What were the other big announcements?

  • Reliance is getting into 5G. Mukesh Ambani announced that it will offer its own 5G network solution, making it a competitor to global companies like Ericsson and Nokia and under-scrutiny Chinese companies like ZTE and Huawei. Reliance has sought permission to test its own 5G gear, which it hopes to eventually be able to export as a “Made in India” network.
  • The company showed off Jio Glass, a mixed-reality product – combining what you see with images projected onto spectacles – similar to Google Glass, that it said would be used particularly for classroom situations as well as company meetings.
  • Google and Jio are working together on an Android-based operating system, and are even working to build an entry-level affordable smartphone that can take Indians off 2G and onto faster networks.
  • Reliance is next looking to bring in investors for its retail offerings. The company recently launched JioMart, a marketplace that connects consumers with shopowners primarily for basic groceries. It announced that JioMart will expand into fashion, electronics and phones. This will be alongside Reliance Retail, where the company sells directly to consumers.

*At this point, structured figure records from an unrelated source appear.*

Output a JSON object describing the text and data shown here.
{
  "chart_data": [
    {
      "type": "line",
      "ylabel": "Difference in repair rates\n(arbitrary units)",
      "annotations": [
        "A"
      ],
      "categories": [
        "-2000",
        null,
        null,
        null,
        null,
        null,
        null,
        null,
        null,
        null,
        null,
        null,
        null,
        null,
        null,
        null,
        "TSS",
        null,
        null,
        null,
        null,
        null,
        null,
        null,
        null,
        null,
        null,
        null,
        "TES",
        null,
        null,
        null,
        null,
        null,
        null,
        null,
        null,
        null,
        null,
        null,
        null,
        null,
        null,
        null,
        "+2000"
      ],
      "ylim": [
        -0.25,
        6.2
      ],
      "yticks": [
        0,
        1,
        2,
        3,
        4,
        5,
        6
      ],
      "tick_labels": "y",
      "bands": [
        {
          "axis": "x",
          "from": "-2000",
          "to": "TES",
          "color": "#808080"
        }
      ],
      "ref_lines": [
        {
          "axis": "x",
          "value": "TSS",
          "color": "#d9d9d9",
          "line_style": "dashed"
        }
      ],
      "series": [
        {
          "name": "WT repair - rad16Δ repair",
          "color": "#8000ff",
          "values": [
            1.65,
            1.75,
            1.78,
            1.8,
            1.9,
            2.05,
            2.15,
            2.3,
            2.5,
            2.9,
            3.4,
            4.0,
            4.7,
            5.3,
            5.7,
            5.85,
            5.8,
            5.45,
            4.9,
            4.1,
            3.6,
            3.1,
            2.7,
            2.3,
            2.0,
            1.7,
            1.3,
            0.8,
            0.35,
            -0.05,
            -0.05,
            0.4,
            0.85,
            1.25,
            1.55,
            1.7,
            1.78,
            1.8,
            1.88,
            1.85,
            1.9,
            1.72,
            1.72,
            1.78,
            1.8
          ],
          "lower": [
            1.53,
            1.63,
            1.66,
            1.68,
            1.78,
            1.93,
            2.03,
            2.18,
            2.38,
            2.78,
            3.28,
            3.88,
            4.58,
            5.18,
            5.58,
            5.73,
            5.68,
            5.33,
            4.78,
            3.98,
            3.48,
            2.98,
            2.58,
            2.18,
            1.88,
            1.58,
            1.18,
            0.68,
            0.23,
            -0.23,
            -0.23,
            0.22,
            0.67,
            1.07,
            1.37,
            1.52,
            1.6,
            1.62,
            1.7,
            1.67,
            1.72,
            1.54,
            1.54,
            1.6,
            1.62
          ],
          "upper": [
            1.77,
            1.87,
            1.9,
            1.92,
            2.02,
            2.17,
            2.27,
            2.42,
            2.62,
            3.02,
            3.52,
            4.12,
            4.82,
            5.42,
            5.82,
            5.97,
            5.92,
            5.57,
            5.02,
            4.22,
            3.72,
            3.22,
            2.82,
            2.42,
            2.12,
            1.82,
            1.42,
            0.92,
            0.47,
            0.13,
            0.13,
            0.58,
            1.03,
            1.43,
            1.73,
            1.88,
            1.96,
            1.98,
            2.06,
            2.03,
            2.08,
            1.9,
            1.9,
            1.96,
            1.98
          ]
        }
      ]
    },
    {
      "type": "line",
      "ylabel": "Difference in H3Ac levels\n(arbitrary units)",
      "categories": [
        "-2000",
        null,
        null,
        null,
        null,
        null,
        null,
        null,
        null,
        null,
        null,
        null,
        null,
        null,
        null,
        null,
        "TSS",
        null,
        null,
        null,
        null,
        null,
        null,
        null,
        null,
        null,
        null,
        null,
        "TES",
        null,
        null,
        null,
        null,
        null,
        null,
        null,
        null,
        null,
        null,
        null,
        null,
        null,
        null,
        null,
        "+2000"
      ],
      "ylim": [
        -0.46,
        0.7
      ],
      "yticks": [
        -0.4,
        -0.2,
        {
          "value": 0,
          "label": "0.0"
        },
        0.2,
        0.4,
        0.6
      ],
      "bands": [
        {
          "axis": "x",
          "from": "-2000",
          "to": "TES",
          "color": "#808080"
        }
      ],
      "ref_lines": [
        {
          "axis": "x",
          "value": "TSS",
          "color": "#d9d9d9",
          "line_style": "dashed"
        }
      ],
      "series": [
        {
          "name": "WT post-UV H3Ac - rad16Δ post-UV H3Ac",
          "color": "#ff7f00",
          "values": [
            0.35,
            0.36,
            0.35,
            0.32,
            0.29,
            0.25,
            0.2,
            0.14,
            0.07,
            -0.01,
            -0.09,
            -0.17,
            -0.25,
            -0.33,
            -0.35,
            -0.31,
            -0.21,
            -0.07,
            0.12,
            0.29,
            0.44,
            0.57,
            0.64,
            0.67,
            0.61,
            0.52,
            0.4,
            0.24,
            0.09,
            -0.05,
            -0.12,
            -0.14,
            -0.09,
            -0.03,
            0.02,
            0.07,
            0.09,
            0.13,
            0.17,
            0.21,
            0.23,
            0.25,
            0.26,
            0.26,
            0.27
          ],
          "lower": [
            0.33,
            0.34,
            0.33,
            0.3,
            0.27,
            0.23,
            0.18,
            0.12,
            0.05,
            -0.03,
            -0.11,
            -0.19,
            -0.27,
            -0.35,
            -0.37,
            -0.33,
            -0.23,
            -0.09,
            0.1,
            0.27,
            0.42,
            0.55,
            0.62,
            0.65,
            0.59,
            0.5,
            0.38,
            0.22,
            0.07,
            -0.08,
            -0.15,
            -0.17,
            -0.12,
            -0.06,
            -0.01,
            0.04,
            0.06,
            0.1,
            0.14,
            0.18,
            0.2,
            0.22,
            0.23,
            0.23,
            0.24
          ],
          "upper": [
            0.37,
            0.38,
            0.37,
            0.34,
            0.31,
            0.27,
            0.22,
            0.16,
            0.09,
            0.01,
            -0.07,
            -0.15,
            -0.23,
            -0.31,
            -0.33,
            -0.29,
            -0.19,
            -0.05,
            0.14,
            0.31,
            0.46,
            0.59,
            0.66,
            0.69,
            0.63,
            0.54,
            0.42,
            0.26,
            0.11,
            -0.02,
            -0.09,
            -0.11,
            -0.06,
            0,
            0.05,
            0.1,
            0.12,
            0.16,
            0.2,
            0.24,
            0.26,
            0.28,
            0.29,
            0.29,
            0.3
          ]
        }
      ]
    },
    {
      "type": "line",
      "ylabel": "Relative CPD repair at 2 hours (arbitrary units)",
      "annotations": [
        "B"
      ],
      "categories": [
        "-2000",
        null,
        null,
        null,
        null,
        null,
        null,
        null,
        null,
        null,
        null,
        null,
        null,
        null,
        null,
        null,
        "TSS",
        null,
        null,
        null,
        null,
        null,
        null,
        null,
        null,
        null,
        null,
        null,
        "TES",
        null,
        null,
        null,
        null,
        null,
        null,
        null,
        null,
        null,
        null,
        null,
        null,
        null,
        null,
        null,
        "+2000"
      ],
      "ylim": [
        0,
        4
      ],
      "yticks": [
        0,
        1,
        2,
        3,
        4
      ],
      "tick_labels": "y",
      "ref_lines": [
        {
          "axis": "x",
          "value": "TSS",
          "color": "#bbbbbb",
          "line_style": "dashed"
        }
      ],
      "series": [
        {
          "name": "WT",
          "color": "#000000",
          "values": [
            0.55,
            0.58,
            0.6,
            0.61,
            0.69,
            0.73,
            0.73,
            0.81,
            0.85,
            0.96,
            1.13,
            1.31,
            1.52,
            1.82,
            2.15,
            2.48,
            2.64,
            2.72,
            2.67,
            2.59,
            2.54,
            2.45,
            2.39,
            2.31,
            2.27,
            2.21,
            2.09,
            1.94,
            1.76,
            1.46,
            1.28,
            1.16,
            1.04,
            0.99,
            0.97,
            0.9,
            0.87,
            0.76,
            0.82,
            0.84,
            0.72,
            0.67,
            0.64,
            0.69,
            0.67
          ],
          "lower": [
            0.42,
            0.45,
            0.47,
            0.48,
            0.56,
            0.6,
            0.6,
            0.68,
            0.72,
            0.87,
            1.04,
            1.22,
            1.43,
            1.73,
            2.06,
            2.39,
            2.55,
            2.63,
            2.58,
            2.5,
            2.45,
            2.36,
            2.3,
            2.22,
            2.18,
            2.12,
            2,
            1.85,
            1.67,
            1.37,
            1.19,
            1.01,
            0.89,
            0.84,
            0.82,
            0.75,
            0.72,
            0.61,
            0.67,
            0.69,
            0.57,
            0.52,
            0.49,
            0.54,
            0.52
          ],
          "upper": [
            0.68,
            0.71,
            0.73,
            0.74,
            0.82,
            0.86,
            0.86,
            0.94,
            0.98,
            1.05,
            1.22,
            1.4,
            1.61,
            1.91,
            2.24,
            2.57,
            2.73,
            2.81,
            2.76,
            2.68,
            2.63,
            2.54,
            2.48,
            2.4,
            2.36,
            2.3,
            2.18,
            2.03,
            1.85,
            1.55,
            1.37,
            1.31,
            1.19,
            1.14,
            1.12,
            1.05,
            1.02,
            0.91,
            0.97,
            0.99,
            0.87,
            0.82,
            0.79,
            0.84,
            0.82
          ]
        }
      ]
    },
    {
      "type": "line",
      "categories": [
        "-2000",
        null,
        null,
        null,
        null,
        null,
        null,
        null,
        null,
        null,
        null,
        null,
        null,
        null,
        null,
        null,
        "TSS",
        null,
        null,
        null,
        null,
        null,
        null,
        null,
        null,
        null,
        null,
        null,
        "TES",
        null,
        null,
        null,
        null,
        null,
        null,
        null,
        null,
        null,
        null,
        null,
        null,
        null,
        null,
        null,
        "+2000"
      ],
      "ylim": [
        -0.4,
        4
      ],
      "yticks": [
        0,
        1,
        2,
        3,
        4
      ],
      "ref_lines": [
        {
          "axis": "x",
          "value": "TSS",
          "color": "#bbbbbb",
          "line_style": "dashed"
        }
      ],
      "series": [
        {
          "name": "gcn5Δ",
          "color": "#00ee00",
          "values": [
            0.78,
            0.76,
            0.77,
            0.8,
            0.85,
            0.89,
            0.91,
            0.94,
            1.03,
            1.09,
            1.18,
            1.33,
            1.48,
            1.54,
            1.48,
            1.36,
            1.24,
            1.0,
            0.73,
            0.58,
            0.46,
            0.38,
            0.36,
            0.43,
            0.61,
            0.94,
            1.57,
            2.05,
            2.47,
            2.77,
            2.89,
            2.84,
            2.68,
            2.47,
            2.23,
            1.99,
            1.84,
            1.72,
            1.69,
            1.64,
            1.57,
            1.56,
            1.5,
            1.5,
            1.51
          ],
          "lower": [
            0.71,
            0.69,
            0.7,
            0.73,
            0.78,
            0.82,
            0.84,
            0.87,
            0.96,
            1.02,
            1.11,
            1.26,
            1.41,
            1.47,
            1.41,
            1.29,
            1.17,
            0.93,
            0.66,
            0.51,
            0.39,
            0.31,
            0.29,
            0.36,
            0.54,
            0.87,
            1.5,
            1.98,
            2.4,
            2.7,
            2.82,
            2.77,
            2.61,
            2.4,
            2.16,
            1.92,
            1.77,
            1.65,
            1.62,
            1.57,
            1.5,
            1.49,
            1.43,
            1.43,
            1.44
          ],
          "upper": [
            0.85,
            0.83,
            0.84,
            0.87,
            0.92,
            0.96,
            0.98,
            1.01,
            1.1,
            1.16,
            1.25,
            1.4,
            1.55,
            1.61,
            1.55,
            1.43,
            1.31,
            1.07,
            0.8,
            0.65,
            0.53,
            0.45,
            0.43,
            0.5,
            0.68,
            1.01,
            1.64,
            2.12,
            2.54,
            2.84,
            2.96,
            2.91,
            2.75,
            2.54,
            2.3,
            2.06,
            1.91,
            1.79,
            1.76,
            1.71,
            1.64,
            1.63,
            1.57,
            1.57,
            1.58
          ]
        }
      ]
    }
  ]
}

Why did the share prices go down?

Despite all these announcements, and Reliance ending up net debt-free ahead of schedule, shares of Reliance Industries were actually down on Wednesday. This may have had something to do with Ambani’s statement that one of the big deals that had been in last year’s shareholder meeting had not worked out.

The company had planned to pull in a 20% stake, for Rs 103,000 crore or $15 billion in its petrochemical business from Aramco, the Saudi Arabian state oil company.

“Due to unforeseen circumstances in the energy market and the Covid-19 situation, the deal has not progressed as per the original timeline...,” Ambani said. “Nevertheless, we at Reliance value our over two-decade-long relationship with Saudi Aramco and are committed to a long-term partnership.”

He added, however, that the company had approached the National Company Law Tribunal to spinoff its oil-to-chemicals business into a subsidiary, in the hopes of drawing more investment in that segment.